Emmanuel Eboue
Arsenal's Emmanuel Eboue celebrates a goal against Porto in 2010 in the Champions' League Reuters

The former Arsenal defender Emmanuel Eboue has spoken of how he has gone from earning millions of pounds a year to hiding from the bailiffs and kipping on the floor of his friend's home.

The 34-year-old, who also played for Galatasaray and starred in a Champions' League final, as well as a World Cup for his country Ivory Coast, described the incredible riches-to-rags story.

His wife Aurelie was awarded all the couple's assets in their divorce. This included their north London house on which the deadline has passed for him to vacate.

He told the Sunday Mirror: "I can't afford the money to continue to have any lawyer or barrister. I am in the house but I am scared.

"Because I don't know what time the police will come. Sometimes I shut off the lights because I don't want people to know that I am inside. I put everything behind the door."

Now unable to play football because of the state of his mental health, he described how he has had suicidal thoughts. Christmas will be especially poignant, as he grieves the death from cancer of his grandfather who raised him, Amadou Bertin, and the loss of his brother N'Dri Serge, who was killed in a motorbike accident.

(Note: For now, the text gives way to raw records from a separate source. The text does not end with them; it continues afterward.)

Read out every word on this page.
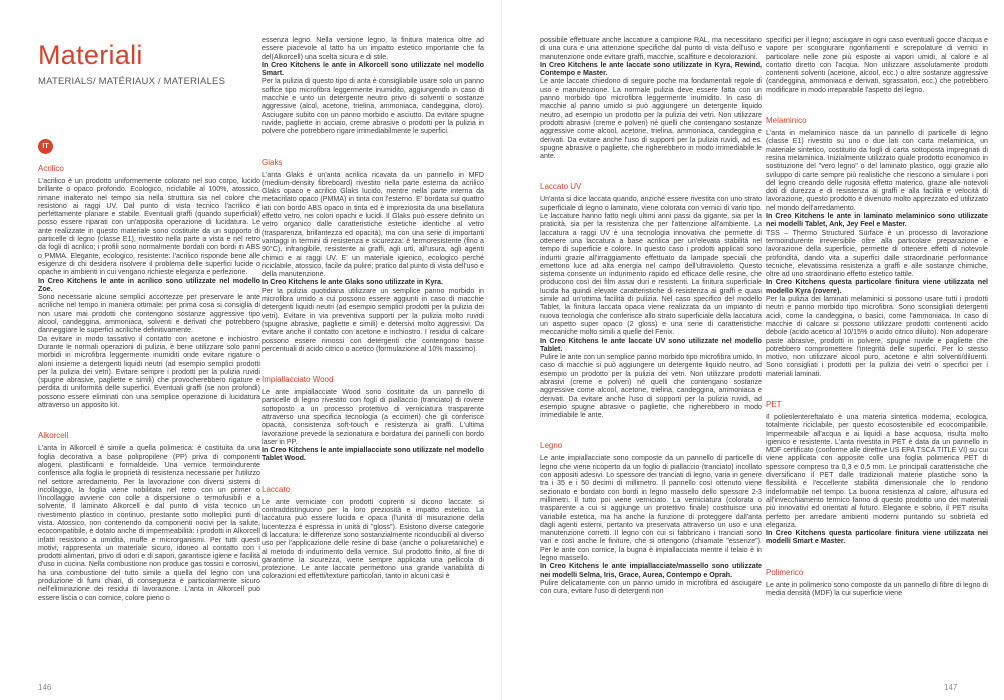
Materiali
MATERIALS/ MATÉRIAUX / MATERIALES
IT

Acrilico

L'acrilico è un prodotto uniformemente colorato nel suo corpo, lucido brillante o opaco profondo. Ecologico, riciclabile al 100%, atossico, rimane inalterato nel tempo sia nella struttura sia nel colore che resistono ai raggi UV. Dal punto di vista tecnico l'acrilico è perfettamente planare e stabile. Eventuali graffi (quando superficiali) posso essere riparati con un'apposita operazione di lucidatura. Le ante realizzate in questo materiale sono costituite da un supporto di particelle di legno (classe E1), rivestito nella parte a vista e nel retro da fogli di acrilico; i profili sono normalmente bordati con bordi in ABS o PMMA. Elegante, ecologico, resistente: l'acrilico risponde bene alle esigenze di chi desidera risolvere il problema delle superfici lucide o opache in ambienti in cui vengano richieste eleganza e perfezione.

In Creo Kitchens le ante in acrilico sono utilizzate nel modello Zoe.

Sono necessarie alcune semplici accortezze per preservare le ante acriliche nel tempo in maniera ottimale: per prima cosa si consiglia di non usare mai prodotti che contengono sostanze aggressive tipo alcool, candeggina, ammoniaca, solventi e derivati che potrebbero danneggiare le superfici acriliche definitivamente.

Da evitare in modo tassativo il contatto con acetone e inchiostro. Durante le normali operazioni di pulizia, è bene utilizzare solo panni morbidi in microfibra leggermente inumiditi onde evitare rigature o aloni insieme a detergenti liquidi neutri (ad esempio semplici prodotti per la pulizia dei vetri). Evitare sempre i prodotti per la pulizia ruvidi (spugne abrasive, pagliette e simili) che provocherebbero rigature e perdita di uniformità delle superfici. Eventuali graffi (se non profondi) possono essere eliminati con una semplice operazione di lucidatura attraverso un apposito kit.

Alkorcell

L'anta in Alkorcell è simile a quella polimerica: è costituita da una foglia decorativa a base polipropilene (PP) priva di componenti alogeni, plastificanti e formaldeide. Una vernice termoindurente conferisce alla foglia le proprietà di resistenza necessarie per l'utilizzo nel settore arredamento. Per la lavorazione con diversi sistemi di incollaggio, la foglia viene nobilitata nel retro con un primer o l'incollaggio avviene con colle a dispersione o termofusibili e a solvente. Il laminato Alkorcell è dal punto di vista tecnico un rivestimento plastico in continuo, prestante sotto molteplici punti di vista. Atossico, non contenendo da componenti nocivi per la salute, ecocompatibile, è dotato anche di impermeabilità: i prodotti in Alkorcell infatti resistono a umidità, muffe e microrganismi. Per tutti questi motivi, rappresenta un materiale sicuro, idoneo al contatto con i prodotti alimentari, privo di odori e di sapori, garantisce igiene e facilità d'uso in cucina. Nella combustione non produce gas tossici e corrosivi, ha una combustione del tutto simile a quella del legno con una produzione di fumi chiari, di consegueza è particolarmente sicuro nell'eliminazione dei residui di lavorazione. L'anta in Alkorcell può essere liscia o con cornice, colore pieno o

essenza legno. Nella versione legno, la finitura materica oltre ad essere piacevole al tatto ha un impatto estetico importante che fa del(Alkorcell) una scelta sicura e di stile.

In Creo Kitchens le ante in Alkorcell sono utilizzate nel modello Smart.

Per la pulizia di questo tipo di anta è consigliabile usare solo un panno soffice tipo microfibra leggermente inumidito, aggiungendo in caso di macchie e unto un detergente neutro privo di solventi o sostanze aggressive (alcol, acetone, trielina, ammoniaca, candeggina, cloro). Asciugare subito con un panno morbido e asciutto. Da evitare spugne ruvide, pagliette in acciaio, creme abrasive o prodotti per la pulizia in polvere che potrebbero rigare irrimediabilmente le superfici.

Glaks

L'anta Glaks è un'anta acrilica ricavata da un pannello in MFD (medium-density fibreboard) rivestito nella parte esterna da acrilico Glaks opaco e acrilico Glaks lucido, mentre nella parte interna da metacrilato opaco (PMMA) in tinta con l'esterno. E' bordata sui quattro lati con bordo ABS opaco in tinta ed è impreziosita da una bisellatura effetto vetro, nei colori opachi e lucidi. Il Glaks può essere definito un vetro organico dalle caratteristiche estetiche identiche al vetro (trasparenza, brillantezza ed opacità), ma con una serie di importanti vantaggi in termini di resistenza e sicurezza: è termoresistente (fino a 90°C), infrangibile, resistente ai graffi, agli urti, all'usura, agli agenti chimici e ai raggi UV. E' un materiale igienico, ecologico perché riciclabile, atossico, facile da pulire; pratico dal punto di vista dell'uso e della manutenzione.

In Creo Kitchens le ante Glaks sono utilizzate in Kyra.

Per la pulizia quotidiana utilizzare un semplice panno morbido in microfibra umido a cui possono essere aggiunti in caso di macchie detergenti liquidi neutri (ad esempio semplici prodotti per la pulizia dei vetri). Evitare in via preventiva supporti per la pulizia molto ruvidi (spugne abrasive, pagliette e simili) e detersivi molto aggressivi. Da evitare anche il contatto con acetone e inchiostro. I residui di calcare possono essere rimossi con detergenti che contengono basse percentuali di acido citrico o acetico (formulazione al 10% massimo).

Impiallacciato Wood

Le ante impiallacciate Wood sono costituite da un pannello di particelle di legno rivestito con fogli di piallaccio (tranciato) di rovere sottoposto a un processo protettivo di verniciatura trasparente attraverso una specifica tecnologia (a eccimeri) che gli conferisce opacità, consistenza soft-touch e resistenza ai graffi. L'ultima lavorazione prevede la sezionatura e bordatura dei pannelli con bordo laser in PP.

In Creo Kitchens le ante impiallacciate sono utilizzate nel modello Tablet Wood.

Laccato

Le ante verniciate con prodotti coprenti si dicono laccate: si contraddistinguono per la loro preziosità e impatto estetico. La laccatura può essere lucida e opaca (l'unità di misurazione della lucentezza è espressa in unità di "gloss"). Esistono diverse categorie di laccatura: le differenze sono sostanzialmente riconducibili al diverso uso per l'applicazione delle resine di base (anche o poliuretaniche) e al metodo di indurimento della vernice. Sul prodotto finito, al fine di garantirne la sicurezza, viene sempre applicata una pellicola di protezione. Le ante laccate permettono una grande variabilità di colorazioni ed effetti/texture particolari, tanto in alcuni casi è

146	147

possibile effettuare anche laccature a campione RAL, ma necessitano di una cura e una attenzione specifiche dal punto di vista dell'uso e manutenzione onde evitare graffi, macchie, scalfiture e decolorazioni.

In Creo Kitchens le ante laccate sono utilizzate in Kyra, Rewind, Contempo e Master.

Le ante laccate chiedono di seguire poche ma fondamentali regole di uso e manutenzione. La normale pulizia deve essere fatta con un panno morbido tipo microfibra leggermente inumidito. In caso di macchie al panno umido si può aggiungere un detergente liquido neutro, ad esempio un prodotto per la pulizia dei vetri. Non utilizzare prodotti abrasivi (creme e polveri) né quelli che contengano sostanze aggressive come alcool, acetone, trielina, ammoniaca, candeggina e derivati. Da evitare anche l'uso di supporti per la pulizia ruvidi, ad es. spugne abrasive o pagliette, che righerebbero in modo irrimediabile le ante.

Laccato UV

Un'anta si dice laccata quando, anziché essere rivestita con uno strato superficiale di legno o laminato, viene colorata con vernici di vario tipo. Le laccature hanno fatto negli ultimi anni passi da gigante, sia per la praticità, sia per la resistenza che per l'attenzione all'ambiente. La laccatura a raggi UV è una tecnologia innovativa che permette di ottenere una laccatura a base acrilica per un'elevata stabilità nel tempo di superficie e colore. In questo caso i prodotti applicati sono induriti grazie all'irraggiamento effettuato da lampade speciali che emettono luce ad alta energia nel campo dell'ultravioletto. Questo sistema consente un indurimento rapido ed efficace delle resine, che producono così dei film assai duri e resistenti. La finitura superficiale lucida ha quindi elevate caratteristiche di resistenza ai graffi e quasi simile ad un'ottima facilità di pulizia. Nel caso specifico del modello Tablet, la finitura laccata opaca viene realizzata da un impianto di nuova tecnologia che conferisce allo strato superficiale della laccatura un aspetto super opaco (2 gloss) e una serie di caratteristiche meccaniche molto simili a quelle del Fenix.

In Creo Kitchens le ante laccate UV sono utilizzate nel modello Tablet.

Pulire le ante con un semplice panno morbido tipo microfibra umido. In caso di macchie si può aggiungere un detergente liquido neutro, ad esempio un prodotto per la pulizia dei vetri. Non utilizzare prodotti abrasivi (creme e polveri) né quelli che contengano sostanze aggressive come alcool, acetone, trielina, candeggina, ammoniaca e derivati. Da evitare anche l'uso di supporti per la pulizia ruvidi, ad esempio spugne abrasive o pagliette, che righerebbero in modo irrimediabile le ante.

Legno

Le ante impiallacciate sono composte da un pannello di particelle di legno che viene ricoperto da un foglio di piallaccio (tranciato) incollato con appositi adesivi. Lo spessore dei tranciati di legno, varia in genere tra i 35 e i 50 decimi di millimetro. Il pannello così ottenuto viene sezionato e bordato con bordi in legno massello dello spessore 2-3 millimetri. Il tutto poi viene verniciato. La verniciatura (colorata o trasparente a cui si aggiunge un protettivo finale) costituisce una variabile estetica, ma ha anche la funzione di proteggere dall'anta dagli agenti esterni, pertanto va preservata attraverso un uso e una manutenzione corretti. Il legno con cui si fabbricano i tranciati sono vari e così anche le finiture, che si ottengono (chiamate "essenze"). Per le ante con cornice, la bugna è impiallacciata mentre il telaio è in legno massello.

In Creo Kitchens le ante impiallacciate/massello sono utilizzate nei modelli Selma, Iris, Grace, Aurea, Contempo e Oprah.

Pulire delicatamente con un panno umido in microfibra ed asciugare con cura, evitare l'uso di detergenti non

specifici per il legno; asciugare in ogni caso eventuali gocce d'acqua e vapore per scongiurare rigonfiamenti e screpolature di vernici in particolare nelle zone più esposte ai vapori umidi, al calore e al contatto diretto con l'acqua. Non utilizzare assolutamente prodotti contenenti solventi (acetone, alcool, ecc.) o altre sostanze aggressive (candeggina, ammoniaca e derivati, sgrassatori, ecc.) che potrebbero modificare in modo irreparabile l'aspetto del legno.

Melaminico

L'anta in melaminico nasce da un pannello di particelle di legno (classe E1) rivestito su uno o due lati con carta melaminica, un materiale sintetico, costituito da fogli di carta sottoposta impregnati di resina melaminica. Inizialmente utilizzato quale prodotto economico in sostituzione del "vero legno" o del laminato plastico, oggi grazie allo sviluppo di carte sempre più realistiche che riescono a simulare i pori del legno creando delle rugosità effetto materico, grazie alle notevoli doti di durezza e di resistenza ai graffi e alla facilità e velocità di lavorazione, questo prodotto è divenuto molto apprezzato ed utilizzato nel mondo dell'arredamento.

In Creo Kitchens le ante in laminato melaminico sono utilizzate nei modelli Tablet, Ank, Jey Feel e Master.

TSS – Thermo Structured Surface è un processo di lavorazione termoindurente irreversibile oltre alla particolare preparazione e lavorazione della superficie, permette di ottenere effetti di notevole profondità, dando vita a superfici dalle straordinarie performance tecniche, elevatissima resistenza a graffi e alle sostanze chimiche, oltre ad uno straordinario effetto estetico tattile.

In Creo Kitchens questa particolare finitura viene utilizzata nel modello Kyra (rovere).

Per la pulizia dei laminati melaminici si possono usare tutti i prodotti neutri e panno morbido tipo microfibra. Sono sconsigliati detergenti acidi, come la candeggina, o basici, come l'ammoniaca. In caso di macchie di calcare si possono utilizzare prodotti contenenti acido debole (acido acetico al 10/15% o acido citrico diluito). Non adoperare paste abrasive, prodotti in polvere, spugne ruvide e pagliette che potrebbero compromettere l'integrità delle superfici. Per lo stesso motivo, non utilizzare alcool puro, acetone e altri solventi/diluenti. Sono consigliati i prodotti per la pulizia dei vetri o specifici per i materiali laminati.

PET

Il polietilentereftalato è una materia sintetica moderna, ecologica, totalmente riciclabile, per questo ecosostenibile ed ecocompatibile. Impermeabile all'acqua e ai liquidi a base acquosa, risulta molto igienico e resistente. L'anta rivestita in PET è data da un pannello in MDF certificato (conforme alle direttive US EPA TSCA TITLE VI) su cui viene applicata con apposite colle una foglia polimerica PET di spessore compreso tra 0,3 e 0,5 mm. Le principali caratteristiche che diversificano il PET dalle tradizionali materie plastiche sono la flessibilità e l'eccellente stabilità dimensionale che lo rendono indeformabile nel tempo. La buona resistenza al calore, all'usura ed all'invecchiamento termico fanno di questo prodotto uno dei materiali più innovativi ed orientati al futuro. Elegante e sobrio, il PET risulta perfetto per arredare ambienti moderni puntando su sobrietà ed eleganza.

In Creo Kitchens questa particolare finitura viene utilizzata nei modelli Smart e Master.

Polimerico

Le ante in polimerico sono composte da un pannello di fibre di legno di media densità (MDF) la cui superficie viene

"I suffered to buy my house but I am now scared. I am not going to sell my clothes or sell what I have. I will fight until the end because it is not fair," he told the paper.

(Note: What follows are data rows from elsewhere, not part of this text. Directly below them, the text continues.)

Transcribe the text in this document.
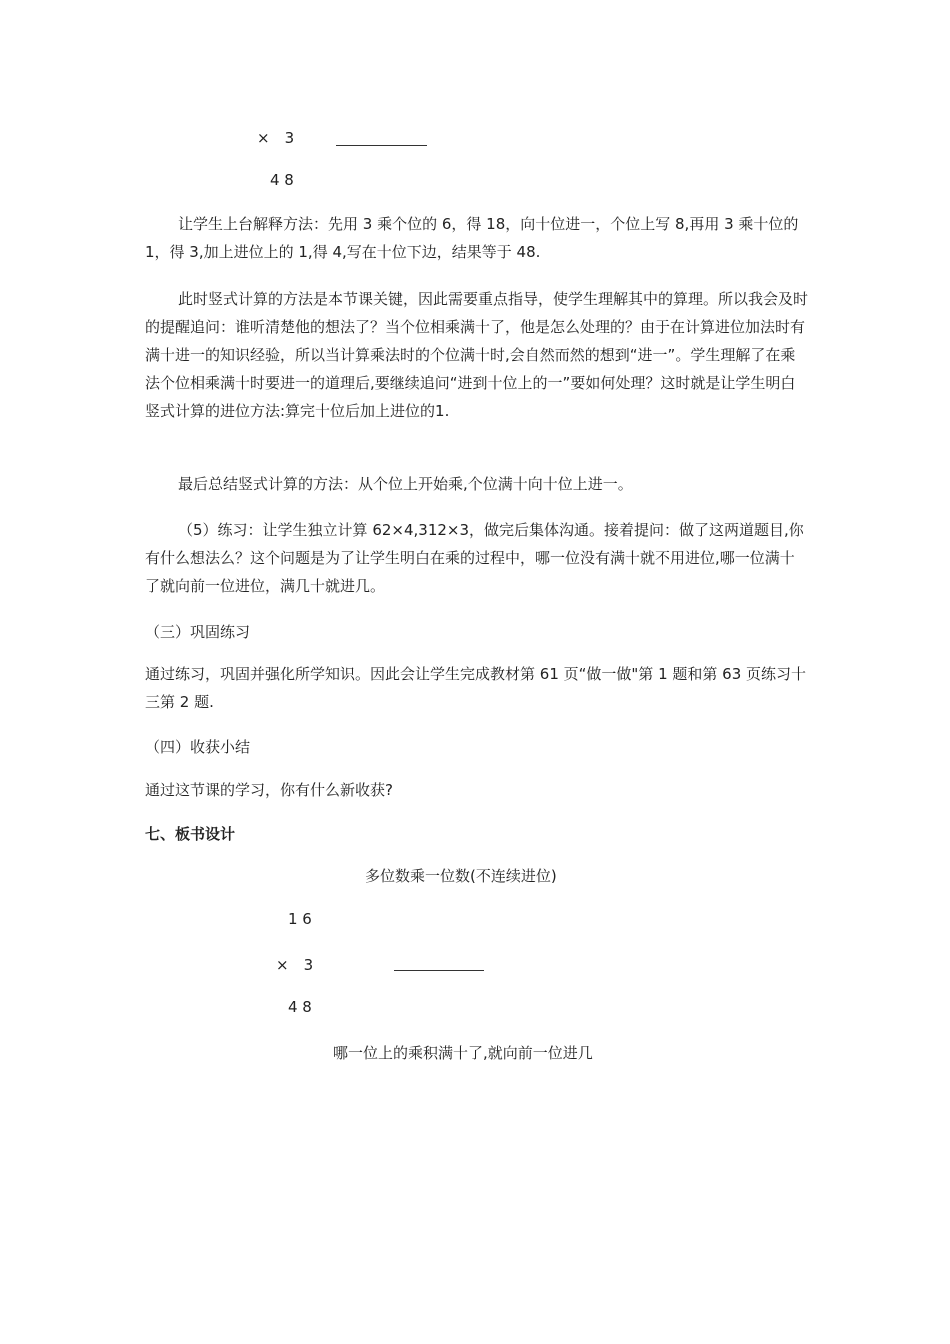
×　3
4 8
让学生上台解释方法：先用 3 乘个位的 6，得 18，向十位进一，个位上写 8,再用 3 乘十位的 1，得 3,加上进位上的 1,得 4,写在十位下边，结果等于 48.
此时竖式计算的方法是本节课关键，因此需要重点指导，使学生理解其中的算理。所以我会及时的提醒追问：谁听清楚他的想法了？当个位相乘满十了，他是怎么处理的？由于在计算进位加法时有满十进一的知识经验，所以当计算乘法时的个位满十时,会自然而然的想到“进一”。学生理解了在乘法个位相乘满十时要进一的道理后,要继续追问“进到十位上的一”要如何处理？这时就是让学生明白竖式计算的进位方法:算完十位后加上进位的1.
最后总结竖式计算的方法：从个位上开始乘,个位满十向十位上进一。
（5）练习：让学生独立计算 62×4,312×3，做完后集体沟通。接着提问：做了这两道题目,你有什么想法么？这个问题是为了让学生明白在乘的过程中，哪一位没有满十就不用进位,哪一位满十了就向前一位进位，满几十就进几。
（三）巩固练习
通过练习，巩固并强化所学知识。因此会让学生完成教材第 61 页“做一做"第 1 题和第 63 页练习十三第 2 题.
（四）收获小结
通过这节课的学习，你有什么新收获?
七、板书设计
多位数乘一位数(不连续进位)
1 6
×　3
4 8
哪一位上的乘积满十了,就向前一位进几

He said he had been "naive" with all the money he had earned, blaming his lack of education, bad advice and the hangers-on who lost him large sums. The player who starred for the Ivory Coast in the African Nations Cup final in 2012, wants other African players to learn from his mistakes.

"I look back and say ­'Emmanuel, you have been naive... why didn't you think about that before?' It is hard. Very, very hard. The money I earned, I sent it to my wife for our children. In Turkey I earned eight million euros. I sent seven million back home. Whatever she tells me to sign, I sign.

He had hoped to return to football and play for Sunderland, but was hit with a 12-month ban by FIFA after failing to settle a £790,000 debt owed to his former agent.

"The problems with FIFA were because of people advising me. People who are supposed to care. But it was because of them FIFA banned me," he said.